Le
prix Nobel de la paix, attribué en 2020 au Programme alimentaire mondial (PAM),
est-il le plus conforme à l'esprit et à la lettre du testament d'Alfred Nobel,
paraphé en 1895, qui souligne qu'il doit être attribué chaque année à « la
personne qui aura le plus ou le mieux contribué au rapprochement des peuples, à
la suppression ou à la réduction des armées permanentes et à la tenue et la
promotion des conférences de paix » ? Contrairement aux années précédentes, où
ce prix est devenu synonyme de controverses au sujet de la justesse du choix du
comité Nobel norvégien, souvent considéré indue, ou que celui auquel il a été
attribué ne le mérite tout simplement pas à cause de ses positions ultérieures
ou antérieures en négation avec les valeurs véhiculées par cette médaille,
cette année 2020 fait une bien belle exception. Personne n'a trouvé à redire
avec l'attribution de ce prix à une organisation mondiale qui a fait de la
lutte contre la faim son crédo, avec 97 millions de personnes aidées dans
environ 88 pays en 2019, et qui s'est hissée à la première place parmi les
organisations humanitaires mondiales de lutte contre la faim. Certes, en cette
exceptionnelle année 2020, il n'y avait pas de favoris éclatants, ou qui
sortent du lot parmi les 318 candidats qui ont été enregistrés par le comité
Nobel norvégien, dont 211 individus et une centaine d'organisations, mais
personne n'a parié un sou sur la PAM pour décrocher la médaille.

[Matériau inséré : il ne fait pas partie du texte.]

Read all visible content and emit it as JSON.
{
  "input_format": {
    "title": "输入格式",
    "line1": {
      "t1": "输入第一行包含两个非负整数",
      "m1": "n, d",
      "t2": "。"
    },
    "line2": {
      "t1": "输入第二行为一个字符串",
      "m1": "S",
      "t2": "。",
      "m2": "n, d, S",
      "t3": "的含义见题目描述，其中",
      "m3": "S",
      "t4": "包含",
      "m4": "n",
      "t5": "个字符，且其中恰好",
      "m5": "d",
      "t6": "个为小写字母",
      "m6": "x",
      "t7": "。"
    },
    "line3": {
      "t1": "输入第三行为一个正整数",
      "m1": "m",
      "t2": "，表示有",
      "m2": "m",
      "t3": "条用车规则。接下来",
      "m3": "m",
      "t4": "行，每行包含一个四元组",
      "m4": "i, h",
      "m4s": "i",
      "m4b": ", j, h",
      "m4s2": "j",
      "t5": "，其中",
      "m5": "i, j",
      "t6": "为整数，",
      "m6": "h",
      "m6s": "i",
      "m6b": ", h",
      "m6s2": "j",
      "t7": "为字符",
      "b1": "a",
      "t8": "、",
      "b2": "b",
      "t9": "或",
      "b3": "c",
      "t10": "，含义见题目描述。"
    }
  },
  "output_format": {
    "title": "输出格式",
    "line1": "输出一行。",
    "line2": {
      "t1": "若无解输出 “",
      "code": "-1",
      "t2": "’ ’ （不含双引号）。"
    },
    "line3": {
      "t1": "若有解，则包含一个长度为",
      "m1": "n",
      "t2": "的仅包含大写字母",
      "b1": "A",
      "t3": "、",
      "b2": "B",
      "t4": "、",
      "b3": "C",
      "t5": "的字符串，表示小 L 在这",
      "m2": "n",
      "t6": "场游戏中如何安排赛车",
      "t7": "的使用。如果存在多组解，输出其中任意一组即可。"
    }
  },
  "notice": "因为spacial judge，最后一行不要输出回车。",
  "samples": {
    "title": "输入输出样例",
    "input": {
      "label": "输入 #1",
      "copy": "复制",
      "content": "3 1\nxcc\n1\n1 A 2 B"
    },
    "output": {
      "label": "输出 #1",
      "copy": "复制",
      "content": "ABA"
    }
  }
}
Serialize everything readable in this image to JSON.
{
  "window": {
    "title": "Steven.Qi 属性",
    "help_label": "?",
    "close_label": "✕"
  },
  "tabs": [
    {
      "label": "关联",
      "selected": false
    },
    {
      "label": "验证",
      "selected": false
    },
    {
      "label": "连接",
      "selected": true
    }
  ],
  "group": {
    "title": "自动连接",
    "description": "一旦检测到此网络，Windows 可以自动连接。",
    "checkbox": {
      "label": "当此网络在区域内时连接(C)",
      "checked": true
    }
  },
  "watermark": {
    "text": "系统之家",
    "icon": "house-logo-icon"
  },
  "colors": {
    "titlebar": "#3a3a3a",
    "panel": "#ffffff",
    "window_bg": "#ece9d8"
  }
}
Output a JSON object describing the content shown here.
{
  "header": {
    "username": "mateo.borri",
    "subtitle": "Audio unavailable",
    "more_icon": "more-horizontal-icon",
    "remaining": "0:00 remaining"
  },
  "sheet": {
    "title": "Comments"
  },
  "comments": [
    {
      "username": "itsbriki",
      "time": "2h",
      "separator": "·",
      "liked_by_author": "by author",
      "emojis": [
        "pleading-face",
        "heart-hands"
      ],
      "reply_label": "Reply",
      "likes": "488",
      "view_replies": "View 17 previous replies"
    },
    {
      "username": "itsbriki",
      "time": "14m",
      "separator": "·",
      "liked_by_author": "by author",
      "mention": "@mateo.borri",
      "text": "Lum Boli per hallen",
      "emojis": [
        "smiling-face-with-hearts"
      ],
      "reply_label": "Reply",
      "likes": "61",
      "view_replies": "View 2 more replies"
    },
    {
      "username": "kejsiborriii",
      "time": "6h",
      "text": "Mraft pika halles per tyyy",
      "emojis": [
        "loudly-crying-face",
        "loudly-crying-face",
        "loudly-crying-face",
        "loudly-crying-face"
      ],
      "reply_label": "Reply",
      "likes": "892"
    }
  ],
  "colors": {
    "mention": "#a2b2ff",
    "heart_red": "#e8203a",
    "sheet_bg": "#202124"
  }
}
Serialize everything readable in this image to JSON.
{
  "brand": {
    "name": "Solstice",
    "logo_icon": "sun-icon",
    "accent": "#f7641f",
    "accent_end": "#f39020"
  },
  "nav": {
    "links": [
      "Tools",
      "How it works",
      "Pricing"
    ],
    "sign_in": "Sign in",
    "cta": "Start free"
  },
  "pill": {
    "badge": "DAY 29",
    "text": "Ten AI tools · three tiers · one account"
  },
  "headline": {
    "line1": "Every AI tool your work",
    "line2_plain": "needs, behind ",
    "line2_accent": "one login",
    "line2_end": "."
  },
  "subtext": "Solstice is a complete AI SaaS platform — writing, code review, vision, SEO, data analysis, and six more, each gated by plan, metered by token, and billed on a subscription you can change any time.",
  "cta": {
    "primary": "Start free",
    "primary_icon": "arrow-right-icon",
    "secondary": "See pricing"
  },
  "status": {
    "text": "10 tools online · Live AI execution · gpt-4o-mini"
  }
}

Qui pouvait bien, en effet, miser sur cette organisation discrète
mais qui permet à des millions de personnes à travers la planète de ne pas
dormir le ventre vide, face aux poids lourds médiatiques, comme la Suédoise
Greta Thunberg, la figure de proue du mouvement
Fridays For Future pour le climat, l'ONG américaine Comité pour la protection
des journalistes (CPJ), l'OMS, le mouvement pro-démocratie de Hong Kong,
l'activiste saoudienne des droits des femmes Loujain
al-Hathloul, la chancelière allemande Angela Merkel,
le président américain Donald Trump et de nombreux
autres noms dévoilés par leurs parrains ? Mais, le comité Nobel
norvégien a fait son choix, décrivant l'organisation humanitaire PAM comme «
une force motrice des efforts de prévention face à l'utilisation de la faim
comme arme de guerre et de conflit ». Un prix qui n'est pas une fin en soi,
mais au contraire un commencement renouvelé en matière de lutte contre la faim
dans le monde, car ce combat ne peut pas avoir de fin, pas tant qu'on
continuera encore à parler de la faim, jusqu'en 2030, horizon fixé par la
communauté internationale pour éradiquer la faim. Un pari encore plus difficile
à gagner avec l'apparition de la pandémie du Covid-19 et ses fâcheuses
conséquences économiques, qui ont entraîné de larges pans des populations à
travers le monde entier dans la pauvreté et la précarité. En cela, le prix
Nobel de la paix 2020, attribué au PAM, sonne comme un défi à la faim, un appel
incessant en faveur de la solidarité avec les plus démunis et à
l'intensification des efforts pour mobiliser des fonds, surtout en ces moments
de grande détresse instaurés par la propagation du Covid-19, dont on mesurera
les retombées néfastes sur le bien-être de l'humanité durant les prochaines
années.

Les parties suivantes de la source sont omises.